Sixth man in Toronto last year could be key insurance policy in Brooklyn
10/24/2013 9:58 AM ET
By Lou DiPietro

BACKGROUND
If Alan Anderson had a basketball mantra, it might be “have jump shot, will travel,” as he is seemingly the ultimate definition of a journeyman.

After playing 126 games in his four years at Michigan State (2001-05), the 6-foot-6 swingman went undrafted – although he was taken No. 3 overall in that year’s CBA Draft – and ended up signing with Charlotte, where he averaged 5.8 points in 37 games as a rookie. He was waived the following preseason and spent almost all of 2006-07 playing in the NBDL with Tulsa before returning for 17 games with the Bobcats late in the season, but that would be the end of his domestic career for another half-decade.

Anderson signed with Vitus Bologna in Italy for the 2007-08 season, and over the next five years, he played in six different countries – Italy, Russia, Croatia, Israel, Spain, and China – and for two different D-League teams before signing a 10-day contract with the Toronto Raptors in March 2012. He eventually was signed for the rest of the year and played 17 games (starting 12) for the Raptors, averaging 9.6 points per game and earning a spot on the roster the following season.

LAST SEASON
Anderson was a key reserve for Dwane Casey in Toronto, playing 65 games (with two starts) and averaging 10.7 points, 2.3 rebounds, and 1.6 assists in 23 minutes per game. That line earned him a one-year, minimum-salary deal with a 2014-15 player option to come in and fill out the Nets roster.

THIS SEASON
If you look at any online Nets depth chart, you’re likely to find Anderson on the third line at either shooting guard or small forward, depending on who set the chart and/or where they put Toko Shengelia.
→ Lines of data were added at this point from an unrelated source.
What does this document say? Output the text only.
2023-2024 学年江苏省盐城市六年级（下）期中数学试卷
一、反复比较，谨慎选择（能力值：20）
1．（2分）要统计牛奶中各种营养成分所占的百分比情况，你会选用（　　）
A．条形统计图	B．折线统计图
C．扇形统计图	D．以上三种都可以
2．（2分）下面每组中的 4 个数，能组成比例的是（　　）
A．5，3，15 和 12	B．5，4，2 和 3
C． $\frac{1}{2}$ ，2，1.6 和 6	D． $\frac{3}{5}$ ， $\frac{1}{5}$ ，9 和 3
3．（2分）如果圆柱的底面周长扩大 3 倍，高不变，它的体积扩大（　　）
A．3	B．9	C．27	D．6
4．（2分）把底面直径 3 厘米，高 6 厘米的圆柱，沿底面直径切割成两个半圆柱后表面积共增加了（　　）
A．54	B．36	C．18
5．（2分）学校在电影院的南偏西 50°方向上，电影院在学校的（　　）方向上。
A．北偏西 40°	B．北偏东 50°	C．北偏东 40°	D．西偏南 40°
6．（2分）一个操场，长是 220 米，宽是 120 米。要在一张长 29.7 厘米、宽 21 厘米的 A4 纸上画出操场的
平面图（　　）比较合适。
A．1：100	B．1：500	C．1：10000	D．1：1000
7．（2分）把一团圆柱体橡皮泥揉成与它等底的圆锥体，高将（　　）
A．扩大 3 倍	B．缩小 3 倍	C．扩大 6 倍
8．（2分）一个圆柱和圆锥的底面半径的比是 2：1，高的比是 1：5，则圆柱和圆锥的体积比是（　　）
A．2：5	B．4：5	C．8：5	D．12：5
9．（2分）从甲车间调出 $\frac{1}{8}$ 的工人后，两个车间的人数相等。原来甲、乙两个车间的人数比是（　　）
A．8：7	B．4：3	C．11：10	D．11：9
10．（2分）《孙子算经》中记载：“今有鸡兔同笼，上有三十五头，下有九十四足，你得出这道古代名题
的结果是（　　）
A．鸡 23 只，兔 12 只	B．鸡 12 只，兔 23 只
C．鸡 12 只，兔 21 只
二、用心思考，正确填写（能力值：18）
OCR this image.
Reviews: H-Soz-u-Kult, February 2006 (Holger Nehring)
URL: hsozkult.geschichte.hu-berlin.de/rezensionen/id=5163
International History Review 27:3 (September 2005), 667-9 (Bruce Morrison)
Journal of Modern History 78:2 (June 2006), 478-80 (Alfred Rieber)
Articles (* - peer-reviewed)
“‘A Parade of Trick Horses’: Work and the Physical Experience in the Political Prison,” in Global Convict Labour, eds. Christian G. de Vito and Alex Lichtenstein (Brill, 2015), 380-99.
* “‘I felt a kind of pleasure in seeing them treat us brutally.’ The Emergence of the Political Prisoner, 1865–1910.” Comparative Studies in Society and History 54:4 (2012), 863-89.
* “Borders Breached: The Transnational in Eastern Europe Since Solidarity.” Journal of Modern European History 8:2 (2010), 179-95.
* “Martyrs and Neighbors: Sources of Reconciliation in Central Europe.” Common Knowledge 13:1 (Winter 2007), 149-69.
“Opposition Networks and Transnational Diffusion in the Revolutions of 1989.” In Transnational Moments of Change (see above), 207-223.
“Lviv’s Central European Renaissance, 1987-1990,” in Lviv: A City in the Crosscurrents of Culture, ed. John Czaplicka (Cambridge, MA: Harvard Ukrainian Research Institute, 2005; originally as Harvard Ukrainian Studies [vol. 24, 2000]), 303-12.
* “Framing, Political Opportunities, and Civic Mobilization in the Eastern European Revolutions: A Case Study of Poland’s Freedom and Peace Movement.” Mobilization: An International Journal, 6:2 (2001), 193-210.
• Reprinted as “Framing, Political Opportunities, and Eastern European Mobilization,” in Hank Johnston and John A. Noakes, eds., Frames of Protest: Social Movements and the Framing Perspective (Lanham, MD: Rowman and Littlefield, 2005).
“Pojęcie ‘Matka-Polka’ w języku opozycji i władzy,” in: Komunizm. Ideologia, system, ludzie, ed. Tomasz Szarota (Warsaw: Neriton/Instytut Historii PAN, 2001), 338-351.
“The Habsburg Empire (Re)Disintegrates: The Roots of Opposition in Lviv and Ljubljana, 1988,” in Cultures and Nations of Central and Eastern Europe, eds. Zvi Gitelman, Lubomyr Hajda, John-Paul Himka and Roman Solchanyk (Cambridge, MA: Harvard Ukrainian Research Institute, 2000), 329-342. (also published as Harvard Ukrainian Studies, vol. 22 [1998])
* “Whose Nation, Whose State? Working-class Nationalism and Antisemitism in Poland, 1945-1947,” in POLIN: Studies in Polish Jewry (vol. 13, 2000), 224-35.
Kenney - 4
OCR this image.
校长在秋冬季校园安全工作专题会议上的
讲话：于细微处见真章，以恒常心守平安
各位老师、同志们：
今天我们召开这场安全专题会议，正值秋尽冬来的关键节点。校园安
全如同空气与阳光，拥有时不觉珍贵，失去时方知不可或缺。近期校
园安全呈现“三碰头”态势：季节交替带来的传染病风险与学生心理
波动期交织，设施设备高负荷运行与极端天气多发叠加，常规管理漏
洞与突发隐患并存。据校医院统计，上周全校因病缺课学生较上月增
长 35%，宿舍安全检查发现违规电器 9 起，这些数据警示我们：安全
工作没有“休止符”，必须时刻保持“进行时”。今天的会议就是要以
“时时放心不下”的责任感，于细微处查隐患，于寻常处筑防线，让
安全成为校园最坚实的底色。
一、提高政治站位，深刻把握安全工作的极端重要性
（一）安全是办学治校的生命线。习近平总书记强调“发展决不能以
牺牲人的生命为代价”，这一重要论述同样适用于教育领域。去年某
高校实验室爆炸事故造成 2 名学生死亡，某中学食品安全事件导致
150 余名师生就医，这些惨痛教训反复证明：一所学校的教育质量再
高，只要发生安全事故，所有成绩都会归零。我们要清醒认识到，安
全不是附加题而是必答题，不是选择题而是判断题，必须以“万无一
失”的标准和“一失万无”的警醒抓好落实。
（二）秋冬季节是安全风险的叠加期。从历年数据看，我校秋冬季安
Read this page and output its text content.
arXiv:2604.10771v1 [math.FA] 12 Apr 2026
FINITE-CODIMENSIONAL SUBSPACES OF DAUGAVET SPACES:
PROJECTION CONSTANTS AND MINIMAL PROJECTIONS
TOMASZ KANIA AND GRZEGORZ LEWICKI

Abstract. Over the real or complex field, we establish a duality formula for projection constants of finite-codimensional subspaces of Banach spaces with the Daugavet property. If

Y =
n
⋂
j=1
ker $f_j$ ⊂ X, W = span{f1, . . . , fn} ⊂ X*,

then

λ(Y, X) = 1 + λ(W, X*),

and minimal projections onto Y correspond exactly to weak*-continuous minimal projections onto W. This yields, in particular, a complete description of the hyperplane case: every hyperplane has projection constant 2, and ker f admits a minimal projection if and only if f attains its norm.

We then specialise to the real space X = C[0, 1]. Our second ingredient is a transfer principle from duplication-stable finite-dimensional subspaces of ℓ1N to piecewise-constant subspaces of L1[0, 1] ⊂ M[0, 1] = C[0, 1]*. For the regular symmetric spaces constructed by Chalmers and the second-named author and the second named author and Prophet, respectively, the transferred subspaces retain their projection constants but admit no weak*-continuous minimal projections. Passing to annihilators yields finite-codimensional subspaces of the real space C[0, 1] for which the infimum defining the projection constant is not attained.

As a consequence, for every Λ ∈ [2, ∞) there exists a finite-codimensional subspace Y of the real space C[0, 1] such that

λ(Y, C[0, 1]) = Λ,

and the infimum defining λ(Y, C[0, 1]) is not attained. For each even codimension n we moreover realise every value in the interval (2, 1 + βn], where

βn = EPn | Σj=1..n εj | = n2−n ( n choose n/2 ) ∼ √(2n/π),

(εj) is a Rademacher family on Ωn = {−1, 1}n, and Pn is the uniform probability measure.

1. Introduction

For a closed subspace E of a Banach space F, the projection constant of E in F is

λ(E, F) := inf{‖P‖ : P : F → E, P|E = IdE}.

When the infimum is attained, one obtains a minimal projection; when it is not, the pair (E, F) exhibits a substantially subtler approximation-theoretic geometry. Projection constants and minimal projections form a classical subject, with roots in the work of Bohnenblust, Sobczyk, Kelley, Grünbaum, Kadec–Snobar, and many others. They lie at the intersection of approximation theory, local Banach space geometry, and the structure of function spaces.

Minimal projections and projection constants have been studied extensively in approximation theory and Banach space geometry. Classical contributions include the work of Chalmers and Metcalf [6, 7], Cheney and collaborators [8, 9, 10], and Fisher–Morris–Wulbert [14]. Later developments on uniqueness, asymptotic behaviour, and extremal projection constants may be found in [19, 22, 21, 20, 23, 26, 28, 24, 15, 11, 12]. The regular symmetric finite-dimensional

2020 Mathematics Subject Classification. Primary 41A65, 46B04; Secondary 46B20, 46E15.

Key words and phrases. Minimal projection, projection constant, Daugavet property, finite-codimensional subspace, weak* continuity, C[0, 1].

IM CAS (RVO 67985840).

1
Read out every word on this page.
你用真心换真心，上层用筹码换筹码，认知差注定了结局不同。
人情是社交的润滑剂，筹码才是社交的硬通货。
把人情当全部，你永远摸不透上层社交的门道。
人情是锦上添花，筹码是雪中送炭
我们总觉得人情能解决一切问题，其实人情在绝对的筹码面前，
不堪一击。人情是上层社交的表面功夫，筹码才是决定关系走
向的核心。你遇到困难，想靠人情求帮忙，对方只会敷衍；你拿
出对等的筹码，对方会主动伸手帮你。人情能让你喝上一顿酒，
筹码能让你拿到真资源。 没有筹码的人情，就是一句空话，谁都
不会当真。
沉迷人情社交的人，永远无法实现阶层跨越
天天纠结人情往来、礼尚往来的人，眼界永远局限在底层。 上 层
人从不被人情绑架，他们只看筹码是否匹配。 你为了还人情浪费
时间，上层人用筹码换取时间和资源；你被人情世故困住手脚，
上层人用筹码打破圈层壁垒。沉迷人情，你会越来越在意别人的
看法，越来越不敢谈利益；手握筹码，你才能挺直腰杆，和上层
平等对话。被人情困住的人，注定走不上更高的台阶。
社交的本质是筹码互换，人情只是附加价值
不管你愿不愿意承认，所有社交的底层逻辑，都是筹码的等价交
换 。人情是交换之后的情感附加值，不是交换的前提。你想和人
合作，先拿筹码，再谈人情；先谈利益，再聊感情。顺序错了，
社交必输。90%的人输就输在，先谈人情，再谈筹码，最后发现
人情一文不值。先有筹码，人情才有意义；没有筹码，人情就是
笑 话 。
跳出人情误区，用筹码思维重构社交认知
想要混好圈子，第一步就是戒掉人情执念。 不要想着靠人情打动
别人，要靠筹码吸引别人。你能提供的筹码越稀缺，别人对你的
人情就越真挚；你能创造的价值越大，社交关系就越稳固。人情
However, if you watch any Brooklyn practice or preseason game, what you’ll see is that Anderson may be one of the most important insurance policies in the league.

Sure, it’s possible that Anderson may rarely (if ever) crack the rotation, remaining an at-best 11th man who sees most of his playing time due to blowouts, injuries, or foul trouble – but it’s also very possible that, even in those situations, he could play his way into high demand the same way he did in Toronto.

Best case scenario, we see Anderson, who is noted as a great defender and excellent mid-range shooter, filling a similar role as Keith Bogans filled at times last year: that of a spark plug who does the little things and can get a team going with a big shot if needed.

Bogans played 74 games but only averaged 4.2 points, 1.6 rebounds, and 1.0 assists in 19 minutes, and because of the uncertainty in the rotation, we’ll project Anderson somewhere similar; we’ll peg him at 50 games and somewhere between 15-20 minutes per, with a line of 6.5-3.5-1.5 and a shooting percentage somewhere around 40 percent.